What we are doing at Substratum, and what I think any successful blockchain application needs to do for the long term, is focus on point and click – one click install and a user friendly interface based on a default browser. My team has done mainstream software development for a long time and we’ve seen that the success of any application in the real world (meaning mainstream instead of technical users) has to focus on the ease of the user experience and the interface has to integrate into something users are already familiar with.

Our vision of a successful blockchain application is one that takes all the things that are right about the internet and fixes the things that are broken. Use the interfaces that people are familiar with and keep things simple. Create a blockchain world where services and information are not centralized, but are powered by the people.

If the decentralized web is the future of Web 3.0, what should mainstream users look forward to in the future?
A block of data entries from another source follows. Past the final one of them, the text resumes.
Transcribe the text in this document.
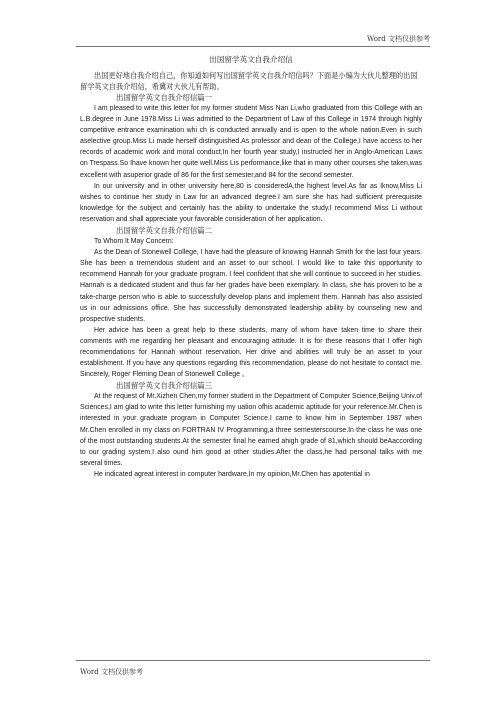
Word 文档仅供参考
出国留学英文自我介绍信

出国更好地自我介绍自己，你知道如何写出国留学英文自我介绍信吗？下面是小编为大伙儿整理的出国留学英文自我介绍信，希冀对大伙儿有帮助。

出国留学英文自我介绍信篇一

I am pleased to write this letter for my former student Miss Nan Li,who graduated from this College with an L.B.degree in June 1978.Miss Li was admitted to the Department of Law of this College in 1974 through highly competitive entrance examination whi ch is conducted annually and is open to the whole nation.Even in such aselective group.Miss Li made herself distinguished.As professor and dean of the College,I have access to her records of academic work and moral conduct,In her fourth year study,I instructed her in Anglo-American Laws on Trespass.So Ihave known her quite well.Miss Lis performance,like that in many other courses she taken,was excellent with asuperior grade of 86 for the first semester,and 84 for the second semester.

In our university and in other university here,80 is consideredA,the highest level.As far as Iknow,Miss Li wishes to continue her study in Law for an advanced degree.I am sure she has had sufficient prerequisite knowledge for the subject and certainly has the ability to undertake the study.I recommend Miss Li without reservation and shall appreciate your favorable consideration of her application.

出国留学英文自我介绍信篇二

To Whom It May Concern:

As the Dean of Stonewell College, I have had the pleasure of knowing Hannah Smith for the last four years. She has been a tremendous student and an asset to our school. I would like to take this opportunity to recommend Hannah for your graduate program. I feel confident that she will continue to succeed in her studies. Hannah is a dedicated student and thus far her grades have been exemplary. In class, she has proven to be a take-charge person who is able to successfully develop plans and implement them. Hannah has also assisted us in our admissions office. She has successfully demonstrated leadership ability by counseling new and prospective students.

Her advice has been a great help to these students, many of whom have taken time to share their comments with me regarding her pleasant and encouraging attitude. It is for these reasons that I offer high recommendations for Hannah without reservation. Her drive and abilities will truly be an asset to your establishment. If you have any questions regarding this recommendation, please do not hesitate to contact me. Sincerely, Roger Fleming Dean of Stonewell College 。

出国留学英文自我介绍信篇三

At the request of Mr.Xizhen Chen,my former student in the Department of Computer Science,Beijing Univ.of Sciences,I am glad to write this letter furnishing my uation ofhis academic aptitude for your reference.Mr.Chen is interested in your graduate program in Computer Science.I came to know him in September 1987 when Mr.Chen enrolled in my class on FORTRAN IV Programming,a three semesterscourse.In the class he was one of the most outstanding students.At the semester final he earned ahigh grade of 81,which should beAaccording to our grading system.I also ound him good at other studies.After the class,he had personal talks with me several times.

He indicated agreat interest in computer hardware,In my opinion,Mr.Chen has apotential in

Word 文档仅供参考
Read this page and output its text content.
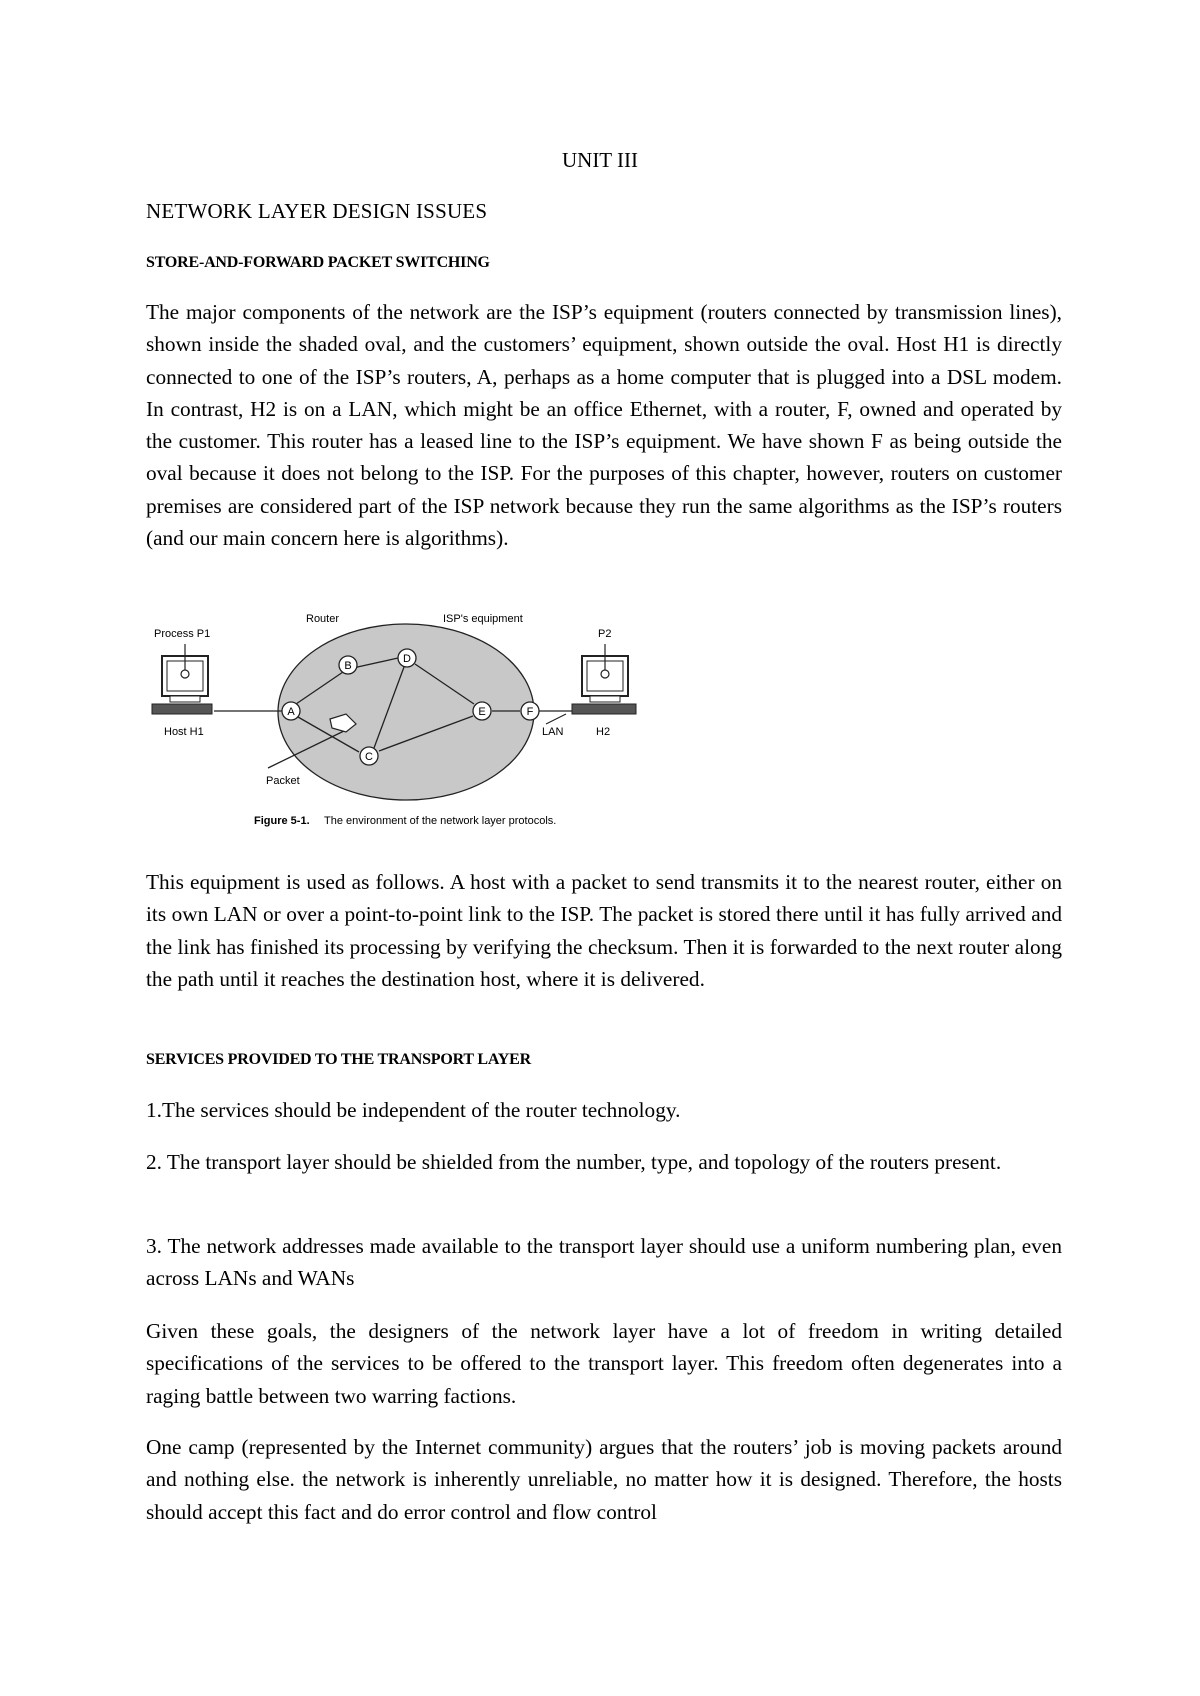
UNIT III
NETWORK LAYER DESIGN ISSUES
STORE-AND-FORWARD PACKET SWITCHING

The major components of the network are the ISP’s equipment (routers connected by transmission lines), shown inside the shaded oval, and the customers’ equipment, shown outside the oval. Host H1 is directly connected to one of the ISP’s routers, A, perhaps as a home computer that is plugged into a DSL modem. In contrast, H2 is on a LAN, which might be an office Ethernet, with a router, F, owned and operated by the customer. This router has a leased line to the ISP’s equipment. We have shown F as being outside the oval because it does not belong to the ISP. For the purposes of this chapter, however, routers on customer premises are considered part of the ISP network because they run the same algorithms as the ISP’s routers (and our main concern here is algorithms).

A
B
D
E
C
F
Process P1
Router	ISP's equipment
P2
Host H1
Packet
LAN	H2
Figure 5-1. The environment of the network layer protocols.

This equipment is used as follows. A host with a packet to send transmits it to the nearest router, either on its own LAN or over a point-to-point link to the ISP. The packet is stored there until it has fully arrived and the link has finished its processing by verifying the checksum. Then it is forwarded to the next router along the path until it reaches the destination host, where it is delivered.

SERVICES PROVIDED TO THE TRANSPORT LAYER

1.The services should be independent of the router technology.

2. The transport layer should be shielded from the number, type, and topology of the routers present.

3. The network addresses made available to the transport layer should use a uniform numbering plan, even across LANs and WANs

Given these goals, the designers of the network layer have a lot of freedom in writing detailed specifications of the services to be offered to the transport layer. This freedom often degenerates into a raging battle between two warring factions.

One camp (represented by the Internet community) argues that the routers’ job is moving packets around and nothing else. the network is inherently unreliable, no matter how it is designed. Therefore, the hosts should accept this fact and do error control and flow control
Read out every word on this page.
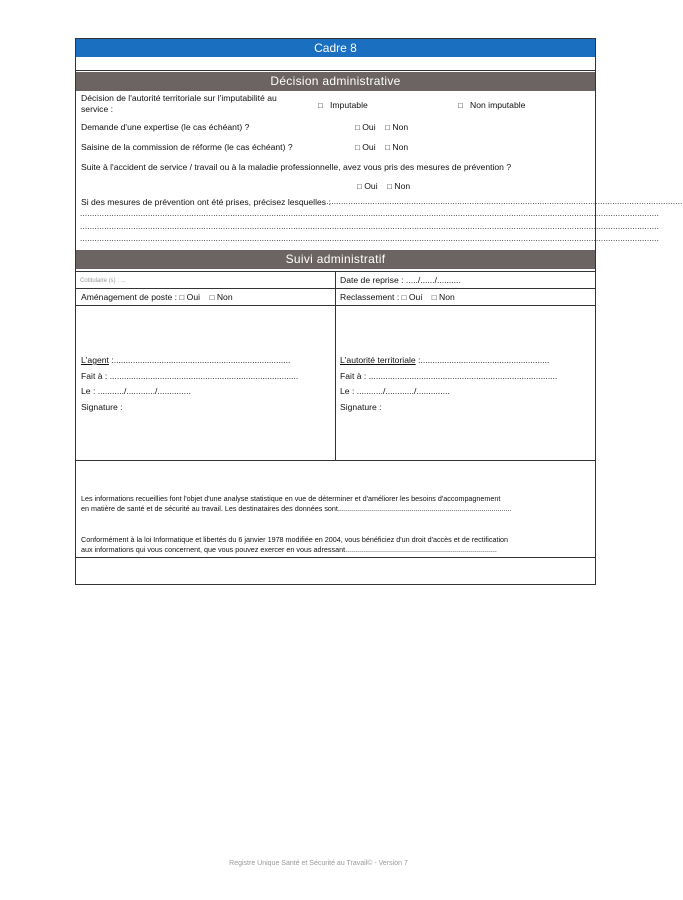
Cadre 8
Décision administrative
Décision de l'autorité territoriale sur l'imputabilité au
service :	□ Imputable	□ Non imputable
Demande d'une expertise (le cas échéant) ?	□ Oui □ Non
Saisine de la commission de réforme (le cas échéant) ?	□ Oui □ Non
Suite à l'accident de service / travail ou à la maladie professionnelle, avez vous pris des mesures de prévention ?
□ Oui □ Non
Si des mesures de prévention ont été prises, précisez lesquelles :
....................................................................................................................................................
...............................................................................................................................................................................................................................................
...............................................................................................................................................................................................................................................
...............................................................................................................................................................................................................................................
Suivi administratif
Cotitulaire (s) : ...	Date de reprise : ...../....../..........
Aménagement de poste : □ Oui □ Non	Reclassement : □ Oui □ Non
L'agent :..........................................................................
Fait à : ...............................................................................
Le : .........../............/..............
Signature :
L'autorité territoriale :......................................................
Fait à : ...............................................................................
Le : .........../............/..............
Signature :
Les informations recueillies font l'objet d'une analyse statistique en vue de déterminer et d'améliorer les besoins d'accompagnement
en matière de santé et de sécurité au travail. Les destinataires des données sont.......................................................................................
Conformément à la loi Informatique et libertés du 6 janvier 1978 modifiée en 2004, vous bénéficiez d'un droit d'accès et de rectification
aux informations qui vous concernent, que vous pouvez exercer en vous adressant............................................................................
Registre Unique Santé et Sécurité au Travail© - Version 7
Data breaches, hacks, leaks, and internet censorship have been huge news stories this year. By breaking information/ data into millions of encrypted bits, the decentralized web solves many of these problems. A hacker would have to break millions of separate encryptions just to reassemble a single file to be readable, and a government would not be able to shut down access to sites distributed outside their network.

The freedom and openness of a decentralized web is what Tim Berners Lee, inventor of the world wide web, originally intended – a place where no government, company or single entity can decide what content can or cannot be seen on the internet. At Substratum, we are developing an open-source foundation for free and unrestricted access to content so that everyone has access to everything on the internet.

In the near future, mainstream users can look forward to the decentralized web becoming a mainstay in the background of their everyday applications. They may not even know it is there, but they will appreciate the security, availability and transparency of the information.